Os medicamentos prescritos para a esquizofrenia, a depressão e o transtorno bipolar — incluindo o lítio, que é amplamente usado — prejudicam a capacidade do corpo de transpirar e se resfriar.

De acordo com Shah, o calor extremo e a sudorese podem elevar a concentração de lítio no corpo até níveis tóxicos, podendo levar a sérios problemas físicos e mentais e até mesmo à morte.

"Os pacientes que tomam esses medicamentos que interagem com a luz solar precisam ser preparados. Os médicos também precisam estar mais atentos."

Outros medicamentos suprimem a sede, o que pode resultar em níveis perigosos de desidratação.

O álcool, a cafeína e alguns medicamentos que aumentam a produção de urina também podem levar à desidratação, a problemas mentais e à confusão.

O calor é apenas um aspecto da mudança climática, e seu efeito imediato sobre a saúde mental pode ser difícil de distinguir das emoções relacionadas à ameaça existencial mais significativa.

No ano passado, o Painel Intergovernamental sobre Mudanças Climáticas alertou para o aumento das temperaturas, os deslocamentos forçados, a fome e as perdas econômicas e sociais, que levam a uma profunda ansiedade, à tristeza e ao estresse. E advertiu que crianças, adolescentes, idosos e pessoas com problemas crônicos de saúde são particularmente vulneráveis.

"O calor tem efeitos muito profundos", afirmou o médico psiquiatra Robert Bright, da Clínica Mayo.

Neste verão, Phoenix, onde reside Bright, registrou temperaturas acima de 43ºC durante um período inédito de 31 dias consecutivos.

"As pessoas estão muito assustadas e preocupadas com isso", acrescentou.

Os cientistas cunharam o termo "angústia climática" para descrever uma multiplicidade de sentimentos desencadeados pelas mudanças ambientais que estão surgindo ao nosso redor: ansiedade, terror, tristeza, vergonha, culpa.

Os que já sofrem de ansiedade ou estão deprimidos podem ter ainda mais dificuldade para lidar com a situação.
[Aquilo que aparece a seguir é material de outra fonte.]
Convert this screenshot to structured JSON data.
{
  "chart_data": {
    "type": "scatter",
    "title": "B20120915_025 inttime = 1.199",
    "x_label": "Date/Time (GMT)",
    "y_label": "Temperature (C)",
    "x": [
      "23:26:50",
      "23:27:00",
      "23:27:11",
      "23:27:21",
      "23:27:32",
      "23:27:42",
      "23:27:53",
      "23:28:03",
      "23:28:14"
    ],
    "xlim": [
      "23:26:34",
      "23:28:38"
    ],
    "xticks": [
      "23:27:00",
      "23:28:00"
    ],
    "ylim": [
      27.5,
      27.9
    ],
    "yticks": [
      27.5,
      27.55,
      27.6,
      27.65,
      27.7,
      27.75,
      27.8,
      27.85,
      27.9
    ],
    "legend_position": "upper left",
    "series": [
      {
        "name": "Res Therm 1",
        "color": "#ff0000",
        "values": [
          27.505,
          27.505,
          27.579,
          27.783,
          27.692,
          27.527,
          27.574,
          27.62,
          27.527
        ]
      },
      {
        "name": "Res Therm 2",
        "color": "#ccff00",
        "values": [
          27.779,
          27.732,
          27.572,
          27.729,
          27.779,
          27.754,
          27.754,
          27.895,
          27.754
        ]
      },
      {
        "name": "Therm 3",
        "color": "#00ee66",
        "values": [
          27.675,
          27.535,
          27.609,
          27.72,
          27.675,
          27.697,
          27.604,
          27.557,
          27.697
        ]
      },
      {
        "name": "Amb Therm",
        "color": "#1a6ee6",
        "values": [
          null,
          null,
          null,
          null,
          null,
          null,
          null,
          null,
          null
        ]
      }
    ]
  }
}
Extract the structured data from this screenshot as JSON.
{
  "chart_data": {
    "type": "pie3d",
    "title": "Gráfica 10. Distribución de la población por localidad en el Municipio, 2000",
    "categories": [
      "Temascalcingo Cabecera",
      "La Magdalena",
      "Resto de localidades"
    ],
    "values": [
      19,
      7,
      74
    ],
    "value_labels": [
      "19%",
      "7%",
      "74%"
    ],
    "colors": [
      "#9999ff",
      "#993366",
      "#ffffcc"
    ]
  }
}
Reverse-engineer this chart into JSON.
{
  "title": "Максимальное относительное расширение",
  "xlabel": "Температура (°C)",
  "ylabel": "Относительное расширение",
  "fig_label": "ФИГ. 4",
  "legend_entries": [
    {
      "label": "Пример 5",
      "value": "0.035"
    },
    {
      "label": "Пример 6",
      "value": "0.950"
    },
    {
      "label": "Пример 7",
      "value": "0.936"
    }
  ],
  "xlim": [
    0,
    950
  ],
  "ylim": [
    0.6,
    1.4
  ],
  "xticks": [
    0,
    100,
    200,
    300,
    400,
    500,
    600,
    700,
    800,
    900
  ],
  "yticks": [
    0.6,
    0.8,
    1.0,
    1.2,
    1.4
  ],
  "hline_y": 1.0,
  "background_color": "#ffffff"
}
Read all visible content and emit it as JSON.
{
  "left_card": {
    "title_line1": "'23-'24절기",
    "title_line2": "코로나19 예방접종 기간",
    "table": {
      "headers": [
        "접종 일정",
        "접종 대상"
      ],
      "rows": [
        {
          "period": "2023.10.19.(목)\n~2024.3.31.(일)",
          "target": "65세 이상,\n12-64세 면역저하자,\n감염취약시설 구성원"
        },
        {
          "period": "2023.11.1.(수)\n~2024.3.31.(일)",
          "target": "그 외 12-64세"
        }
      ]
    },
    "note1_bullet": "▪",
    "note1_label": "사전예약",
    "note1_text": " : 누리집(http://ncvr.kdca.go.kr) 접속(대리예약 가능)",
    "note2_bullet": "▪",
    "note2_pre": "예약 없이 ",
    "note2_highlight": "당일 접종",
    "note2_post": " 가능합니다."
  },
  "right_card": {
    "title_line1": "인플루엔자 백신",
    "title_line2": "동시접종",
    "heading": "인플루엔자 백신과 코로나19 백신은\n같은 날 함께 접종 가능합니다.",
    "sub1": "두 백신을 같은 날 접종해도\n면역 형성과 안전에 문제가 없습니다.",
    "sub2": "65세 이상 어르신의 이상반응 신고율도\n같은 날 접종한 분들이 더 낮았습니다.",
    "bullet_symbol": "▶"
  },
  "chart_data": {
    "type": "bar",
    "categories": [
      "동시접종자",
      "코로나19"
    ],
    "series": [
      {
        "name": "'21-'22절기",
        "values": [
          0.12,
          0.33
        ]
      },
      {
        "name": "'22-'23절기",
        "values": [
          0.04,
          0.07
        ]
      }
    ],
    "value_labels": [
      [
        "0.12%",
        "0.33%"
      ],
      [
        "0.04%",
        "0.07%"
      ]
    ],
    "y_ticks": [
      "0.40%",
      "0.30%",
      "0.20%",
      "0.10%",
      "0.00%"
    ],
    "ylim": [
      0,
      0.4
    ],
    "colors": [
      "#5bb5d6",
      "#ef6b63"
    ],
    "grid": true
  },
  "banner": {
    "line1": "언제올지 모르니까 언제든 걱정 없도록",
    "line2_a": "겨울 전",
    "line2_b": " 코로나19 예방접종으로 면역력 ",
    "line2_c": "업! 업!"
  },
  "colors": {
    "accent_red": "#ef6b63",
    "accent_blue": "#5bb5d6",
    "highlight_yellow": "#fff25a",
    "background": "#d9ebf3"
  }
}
"Infelizmente, este pode ser o verão mais fresco que vamos ter até o fim de nossa vida, o que é inquietante", observou Britt Wray, diretora do programa da Universidade Stanford sobre mudanças climáticas e saúde mental.

As pessoas geralmente recorrem à terapia cognitivo-comportamental, a medicamentos ou a outras estratégias para lidar com emoções difíceis.

"Mas, quando se trata da crise climática, essas intervenções acabam sendo ineficazes, porque a ameaça é real, e não só uma questão de percepção", concluiu ela.